Le batteur Nate Smith a réuni un quatuor extrêmement talentueux pour son spectacle du 30 juin ; en effet, cette formation et leurs capacités musicales ont captivé le public du Théâtre Jean-Duceppe. Les applaudissements et les demandes d’un troisième rappel, qui n’arrivera malheureusement jamais, en sont la meilleure preuve.
Pendant le préambule de l’émission, Smith a tenu à expliquer qu’il ne « dirigeait » pas vraiment ce quatuor composé de Lalah Hathaway au chant, James Francies au piano et aux synthétiseurs, et Derrick Hodge à la basse. Il a préféré dire qu’il « accueillait » ce quatuor, car il tenait chacun de ses membres en haute estime. Et c’est vrai, on avait moins l’impression que Smith les dirigeait que d’assister à une collaboration des esprits.
En ce qui concerne la musique elle-même, je ne peux évidemment pas décrire un concert de Nate Smith sans parler de son jeu de batterie. Pour moi, c’est la quintessence du « feeling » et du « groove ». Dans la plupart des morceaux qu’il joue, même lorsqu’il ne joue pas expressément un contretemps avec un grand 2 et un grand 4, celui-ci est implicite. Lorsqu’il utilise davantage de notes fantômes ou qu’il entre et sort d’un rythme de sextuplets, un « groove » gras est toujours perceptible. Smith tire également beaucoup de profit d’un kit de quatre pièces, car une grande partie de ce qu’il fait est concentrée sur la grosse caisse, la caisse claire et le charleston. Il lui arrive bien sûr de s’écarter de cette règle et de jouer avec l’ensemble du kit ; cependant, son style étant tellement influencé par le hip-hop, ces trois éléments suffisent parfois pour de longues périodes de son jeu. En d’autres termes, il fait beaucoup avec peu.
Le son du synthétiseur principal de James Francies a également été un point fort pour moi. Je ne pourrais pas commencer à décrire les réglages spécifiques ou le modèle qu’il utilisait, mais un son de synthé bien choisi peut être extrêmement important, sinon vous risquez de voir vos solos bien conçus sonner faux à cause de la seule tonalité de votre synthé. La sélection des sons et les choix de jeu de Francies étaient toutefois excellents.

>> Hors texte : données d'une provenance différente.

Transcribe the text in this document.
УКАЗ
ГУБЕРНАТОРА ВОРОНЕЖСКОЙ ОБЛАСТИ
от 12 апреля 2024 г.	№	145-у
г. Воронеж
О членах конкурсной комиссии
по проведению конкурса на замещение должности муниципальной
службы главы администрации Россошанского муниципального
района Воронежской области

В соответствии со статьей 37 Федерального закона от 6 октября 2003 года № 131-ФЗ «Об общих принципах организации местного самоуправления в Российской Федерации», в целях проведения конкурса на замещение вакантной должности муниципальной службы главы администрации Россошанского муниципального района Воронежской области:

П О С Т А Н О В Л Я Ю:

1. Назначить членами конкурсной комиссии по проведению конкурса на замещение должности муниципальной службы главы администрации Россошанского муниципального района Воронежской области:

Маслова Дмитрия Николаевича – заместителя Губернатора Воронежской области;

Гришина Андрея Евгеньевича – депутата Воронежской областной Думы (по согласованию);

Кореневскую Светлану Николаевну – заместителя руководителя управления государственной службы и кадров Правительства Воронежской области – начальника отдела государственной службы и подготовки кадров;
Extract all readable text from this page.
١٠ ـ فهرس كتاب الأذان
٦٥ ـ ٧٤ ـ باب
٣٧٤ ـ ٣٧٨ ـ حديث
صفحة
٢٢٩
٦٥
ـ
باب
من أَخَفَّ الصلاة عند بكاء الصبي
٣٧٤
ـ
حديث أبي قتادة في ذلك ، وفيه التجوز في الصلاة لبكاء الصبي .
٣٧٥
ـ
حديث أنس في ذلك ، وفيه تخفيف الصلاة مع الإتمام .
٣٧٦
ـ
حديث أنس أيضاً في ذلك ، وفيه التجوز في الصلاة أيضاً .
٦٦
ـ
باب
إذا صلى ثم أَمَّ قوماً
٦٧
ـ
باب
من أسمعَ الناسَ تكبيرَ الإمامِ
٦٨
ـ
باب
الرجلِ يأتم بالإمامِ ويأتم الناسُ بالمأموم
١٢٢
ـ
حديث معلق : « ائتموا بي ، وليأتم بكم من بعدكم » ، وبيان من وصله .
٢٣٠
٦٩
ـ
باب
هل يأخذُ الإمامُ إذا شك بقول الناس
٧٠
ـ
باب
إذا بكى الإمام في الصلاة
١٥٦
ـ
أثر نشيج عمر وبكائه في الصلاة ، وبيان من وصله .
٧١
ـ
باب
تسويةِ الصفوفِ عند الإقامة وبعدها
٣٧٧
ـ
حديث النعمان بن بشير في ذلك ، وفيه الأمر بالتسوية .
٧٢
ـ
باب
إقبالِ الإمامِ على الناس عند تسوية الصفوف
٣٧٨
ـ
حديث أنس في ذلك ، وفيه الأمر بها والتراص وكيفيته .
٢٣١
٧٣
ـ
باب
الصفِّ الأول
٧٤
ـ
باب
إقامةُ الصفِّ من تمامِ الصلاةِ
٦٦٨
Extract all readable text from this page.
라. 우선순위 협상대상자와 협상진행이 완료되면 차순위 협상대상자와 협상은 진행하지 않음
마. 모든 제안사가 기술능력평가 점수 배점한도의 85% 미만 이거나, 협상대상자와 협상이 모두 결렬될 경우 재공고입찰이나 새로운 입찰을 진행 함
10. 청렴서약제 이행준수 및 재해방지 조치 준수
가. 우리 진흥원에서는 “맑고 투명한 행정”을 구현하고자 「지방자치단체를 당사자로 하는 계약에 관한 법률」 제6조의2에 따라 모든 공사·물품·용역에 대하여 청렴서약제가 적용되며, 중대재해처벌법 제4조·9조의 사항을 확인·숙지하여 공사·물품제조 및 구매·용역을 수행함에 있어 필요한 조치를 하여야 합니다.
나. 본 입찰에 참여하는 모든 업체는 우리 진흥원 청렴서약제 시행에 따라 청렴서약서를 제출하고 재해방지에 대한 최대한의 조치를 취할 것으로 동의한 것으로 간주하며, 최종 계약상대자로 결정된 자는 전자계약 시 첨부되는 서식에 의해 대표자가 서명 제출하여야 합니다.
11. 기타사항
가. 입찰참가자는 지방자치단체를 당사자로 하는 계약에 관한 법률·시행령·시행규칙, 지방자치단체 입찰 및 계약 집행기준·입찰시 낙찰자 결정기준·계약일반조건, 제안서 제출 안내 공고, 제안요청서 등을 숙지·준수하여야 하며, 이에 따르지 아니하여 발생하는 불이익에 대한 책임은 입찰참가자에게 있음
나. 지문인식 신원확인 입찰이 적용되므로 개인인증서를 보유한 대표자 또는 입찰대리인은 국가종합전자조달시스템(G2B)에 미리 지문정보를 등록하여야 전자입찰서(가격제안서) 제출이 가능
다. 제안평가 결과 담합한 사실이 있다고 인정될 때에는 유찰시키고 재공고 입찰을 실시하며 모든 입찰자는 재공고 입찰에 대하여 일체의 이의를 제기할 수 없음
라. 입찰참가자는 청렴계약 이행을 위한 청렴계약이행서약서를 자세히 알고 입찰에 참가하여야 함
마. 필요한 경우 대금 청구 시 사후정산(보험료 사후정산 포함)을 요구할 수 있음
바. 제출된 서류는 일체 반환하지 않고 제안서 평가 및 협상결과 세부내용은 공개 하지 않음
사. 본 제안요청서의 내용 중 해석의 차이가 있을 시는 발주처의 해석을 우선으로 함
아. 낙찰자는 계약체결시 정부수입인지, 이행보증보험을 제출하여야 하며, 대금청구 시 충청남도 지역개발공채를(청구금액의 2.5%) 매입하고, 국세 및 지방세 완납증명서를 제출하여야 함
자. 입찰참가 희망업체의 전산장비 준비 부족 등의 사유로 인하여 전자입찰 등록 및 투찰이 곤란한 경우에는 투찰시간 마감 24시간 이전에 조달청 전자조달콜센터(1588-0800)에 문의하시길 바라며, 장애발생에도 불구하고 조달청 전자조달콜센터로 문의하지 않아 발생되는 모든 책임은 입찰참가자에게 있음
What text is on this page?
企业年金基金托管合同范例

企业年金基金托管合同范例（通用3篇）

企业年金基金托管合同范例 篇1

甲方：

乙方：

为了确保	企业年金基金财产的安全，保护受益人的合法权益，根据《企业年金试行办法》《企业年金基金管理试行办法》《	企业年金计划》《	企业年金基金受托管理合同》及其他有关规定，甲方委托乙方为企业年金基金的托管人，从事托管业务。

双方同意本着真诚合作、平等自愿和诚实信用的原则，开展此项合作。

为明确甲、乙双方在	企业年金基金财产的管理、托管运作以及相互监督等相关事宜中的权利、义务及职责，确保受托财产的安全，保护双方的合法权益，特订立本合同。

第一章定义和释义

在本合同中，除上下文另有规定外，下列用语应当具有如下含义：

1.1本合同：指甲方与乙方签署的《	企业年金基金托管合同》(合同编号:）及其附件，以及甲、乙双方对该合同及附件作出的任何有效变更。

Les solos de basse de Hodge étaient cependant un peu plus difficiles à apprécier. Je me suis retrouvé à faire des efforts pour entendre exactement ce qu’il jouait, car l’égalisation n’était pas parfaite. Parfois, il n’y avait pas assez de hautes fréquences dans le son de sa basse, ce qui rendait ses différents hammer-ons, pull-offs et tapping plus difficiles à entendre. Il y a remédié à quelques reprises en utilisant une pédale d’octave pour jouer vers le haut de l’octave afin d’obtenir une plus grande clarté. C’était nécessaire et c’est l’un de mes sons de « jazz moderne » préférés, c’est-à-dire un solo de basse haut sur le manche avec une pédale d’octave. Malheureusement, ce problème est réapparu tout au long du spectacle, la grosse caisse et la guitare basse se battant pour les mêmes fréquences.
Lalah Hathaway a fait son apparition vers la fin du spectacle et a impressionné par ses notes claires, tenues et droites. À quelques reprises, elle a inventé un passage ou un embellissement et l’a terminé par une note qu’elle a tenue sans vibrato, comme si elle était un cor. Ce n’est pas toujours la chose la plus facile à faire. J’aurais aimé qu’elle sorte plus tôt, car elle a rejoint le groupe pendant vingt-cinq minutes, me semble-t-il.
La soirée s’est terminée par un deuxième rappel, au cours duquel Smith a joué un petit solo de batterie et le public a applaudi à deux et à quatre. Il jouera avec la pulsation établie en laissant tomber le premier temps, en entrant dans une petite subdivision un poil avant ou après les temps principaux et en employant des sensations de triolets fluides. C’est sa coutume. C’est son son. Et il a absolument tué. Pas étonnant que tout le monde ait réclamé un troisième rappel.